🤖 AI Summary
This study investigates the intrinsic trade-off between regret minimization and statistical inference accuracy in combinatorial multi-armed bandits. Addressing both full-feedback and semi-feedback structures, the work proposes an adaptive combinatorial experimental design grounded in a Pareto optimality framework, formally characterizing—for the first time—the Pareto frontier between cumulative regret and statistical power, and establishing necessary and sufficient conditions for Pareto-efficient learning. Leveraging information-theoretic tools and upper confidence bound (UCB) techniques, two algorithms—MixCombKL (based on KL divergence) and MixCombUCB (based on UCB)—are developed to simultaneously achieve low cumulative regret and high parameter estimation accuracy within a finite time horizon. Theoretical analysis confirms their Pareto optimality and demonstrates that richer feedback structures substantially tighten performance bounds.
📝 Abstract
In this paper, we provide the first investigation into adaptive combinatorial experimental design, focusing on the trade-off between regret minimization and statistical power in combinatorial multi-armed bandits (CMAB). While minimizing regret requires repeated exploitation of high-reward arms, accurate inference on reward gaps requires sufficient exploration of suboptimal actions.

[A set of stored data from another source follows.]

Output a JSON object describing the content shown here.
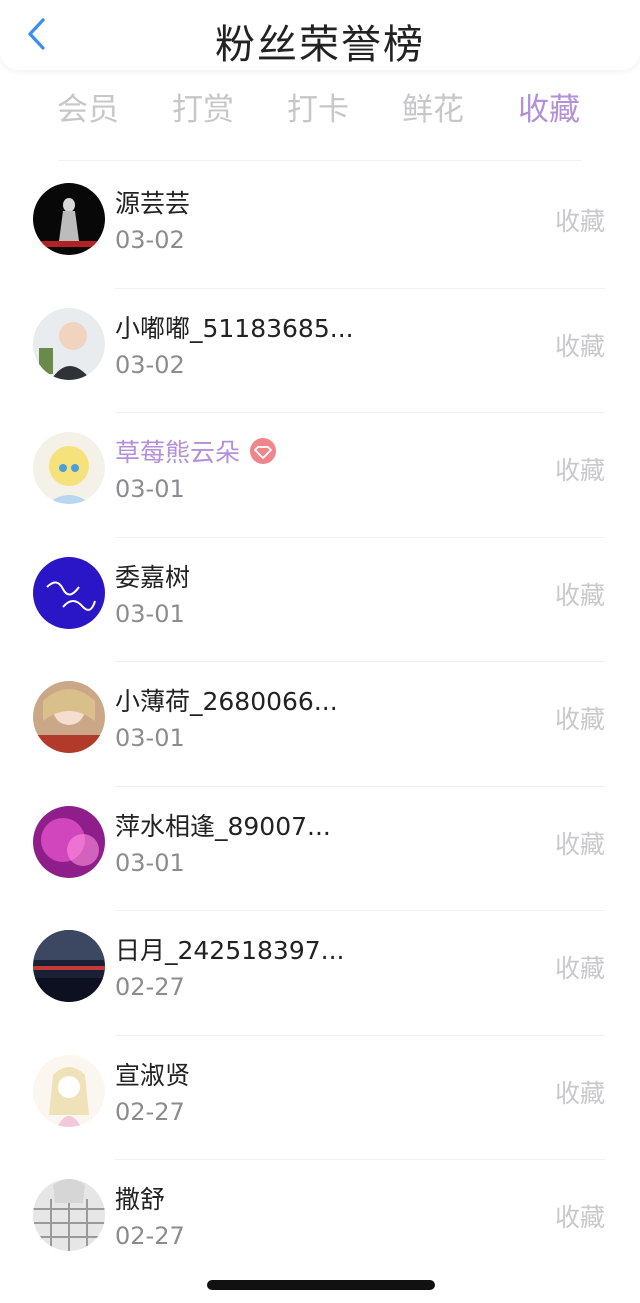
{
  "header": {
    "title": "粉丝荣誉榜"
  },
  "tabs": [
    {
      "label": "会员",
      "active": false
    },
    {
      "label": "打赏",
      "active": false
    },
    {
      "label": "打卡",
      "active": false
    },
    {
      "label": "鲜花",
      "active": false
    },
    {
      "label": "收藏",
      "active": true
    }
  ],
  "accent_color": "#b390d9",
  "list": [
    {
      "name": "源芸芸",
      "date": "03-02",
      "action": "收藏"
    },
    {
      "name": "小嘟嘟_51183685...",
      "date": "03-02",
      "action": "收藏"
    },
    {
      "name": "草莓熊云朵",
      "date": "03-01",
      "action": "收藏",
      "vip": true
    },
    {
      "name": "委嘉树",
      "date": "03-01",
      "action": "收藏"
    },
    {
      "name": "小薄荷_2680066...",
      "date": "03-01",
      "action": "收藏"
    },
    {
      "name": "萍水相逢_89007...",
      "date": "03-01",
      "action": "收藏"
    },
    {
      "name": "日月_242518397...",
      "date": "02-27",
      "action": "收藏"
    },
    {
      "name": "宣淑贤",
      "date": "02-27",
      "action": "收藏"
    },
    {
      "name": "撒舒",
      "date": "02-27",
      "action": "收藏"
    }
  ]
}
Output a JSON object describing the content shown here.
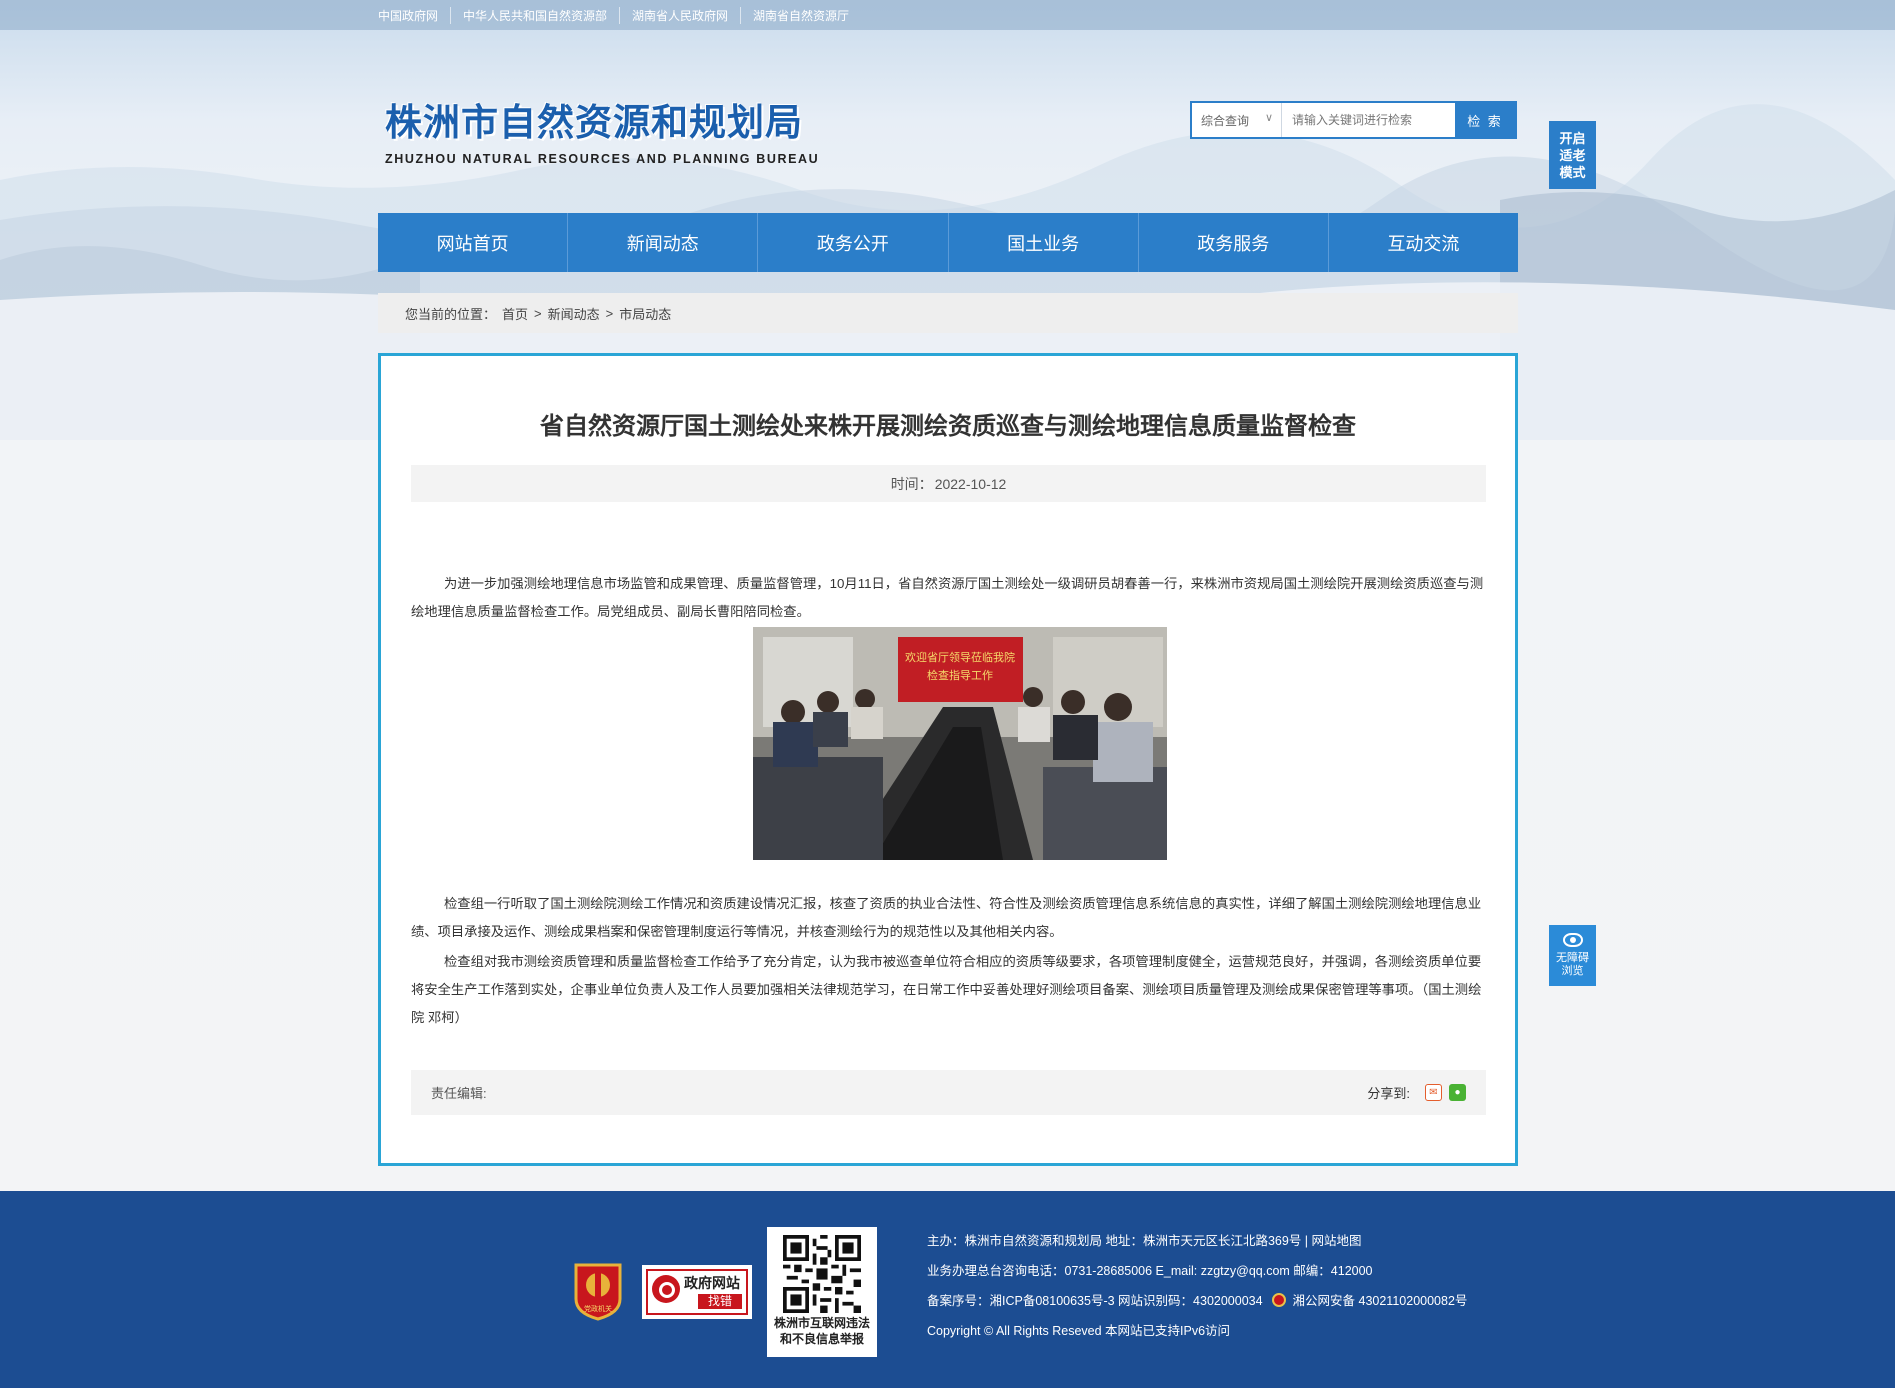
{
  "topbar": {
    "links": [
      "中国政府网",
      "中华人民共和国自然资源部",
      "湖南省人民政府网",
      "湖南省自然资源厅"
    ]
  },
  "header": {
    "logo_cn": "株洲市自然资源和规划局",
    "logo_en": "ZHUZHOU NATURAL RESOURCES AND PLANNING BUREAU",
    "search_select": "综合查询",
    "search_placeholder": "请输入关键词进行检索",
    "search_button": "检 索",
    "elder_mode": [
      "开启",
      "适老",
      "模式"
    ]
  },
  "nav": {
    "items": [
      "网站首页",
      "新闻动态",
      "政务公开",
      "国土业务",
      "政务服务",
      "互动交流"
    ]
  },
  "breadcrumb": {
    "prefix": "您当前的位置：",
    "items": [
      "首页",
      "新闻动态",
      "市局动态"
    ],
    "sep": ">"
  },
  "article": {
    "title": "省自然资源厅国土测绘处来株开展测绘资质巡查与测绘地理信息质量监督检查",
    "time_label": "时间：",
    "time_value": "2022-10-12",
    "paragraphs": [
      "为进一步加强测绘地理信息市场监管和成果管理、质量监督管理，10月11日，省自然资源厅国土测绘处一级调研员胡春善一行，来株洲市资规局国土测绘院开展测绘资质巡查与测绘地理信息质量监督检查工作。局党组成员、副局长曹阳陪同检查。",
      "检查组一行听取了国土测绘院测绘工作情况和资质建设情况汇报，核查了资质的执业合法性、符合性及测绘资质管理信息系统信息的真实性，详细了解国土测绘院测绘地理信息业绩、项目承接及运作、测绘成果档案和保密管理制度运行等情况，并核查测绘行为的规范性以及其他相关内容。",
      "检查组对我市测绘资质管理和质量监督检查工作给予了充分肯定，认为我市被巡查单位符合相应的资质等级要求，各项管理制度健全，运营规范良好，并强调，各测绘资质单位要将安全生产工作落到实处，企事业单位负责人及工作人员要加强相关法律规范学习，在日常工作中妥善处理好测绘项目备案、测绘项目质量管理及测绘成果保密管理等事项。（国土测绘院 邓柯）"
    ],
    "photo_banner": [
      "欢迎省厅领导莅临我院",
      "检查指导工作"
    ],
    "editor_label": "责任编辑:",
    "share_label": "分享到:"
  },
  "accessibility": {
    "label": [
      "无障碍",
      "浏览"
    ]
  },
  "footer": {
    "badge1_text": "党政机关",
    "badge2_title": "政府网站",
    "badge2_sub": "找错",
    "qr_caption": [
      "株洲市互联网违法",
      "和不良信息举报"
    ],
    "rows": [
      "主办：株洲市自然资源和规划局   地址：株洲市天元区长江北路369号  |  网站地图",
      "业务办理总台咨询电话：0731-28685006    E_mail:   zzgtzy@qq.com     邮编：412000",
      "备案序号：湘ICP备08100635号-3  网站识别码：4302000034",
      "Copyright © All Rights Reseved 本网站已支持IPv6访问"
    ],
    "police_text": "湘公网安备 43021102000082号"
  },
  "colors": {
    "primary": "#2b7ec9",
    "article_border": "#2aa5d6",
    "footer_bg": "#1c4d92",
    "logo": "#1b5fad"
  }
}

We formalize this trade-off through the concept of Pareto optimality and establish equivalent conditions for Pareto-efficient learning in CMAB. We consider two relevant cases under different information structures, i.e., full-bandit feedback and semi-bandit feedback, and propose two algorithms MixCombKL and MixCombUCB respectively for these two cases. We provide theoretical guarantees showing that both algorithms are Pareto optimal, achieving finite-time guarantees on both regret and estimation error of arm gaps. Our results further reveal that richer feedback significantly tightens the attainable Pareto frontier, with the primary gains arising from improved estimation accuracy under our proposed methods. Taken together, these findings establish a principled framework for adaptive combinatorial experimentation in multi-objective decision-making.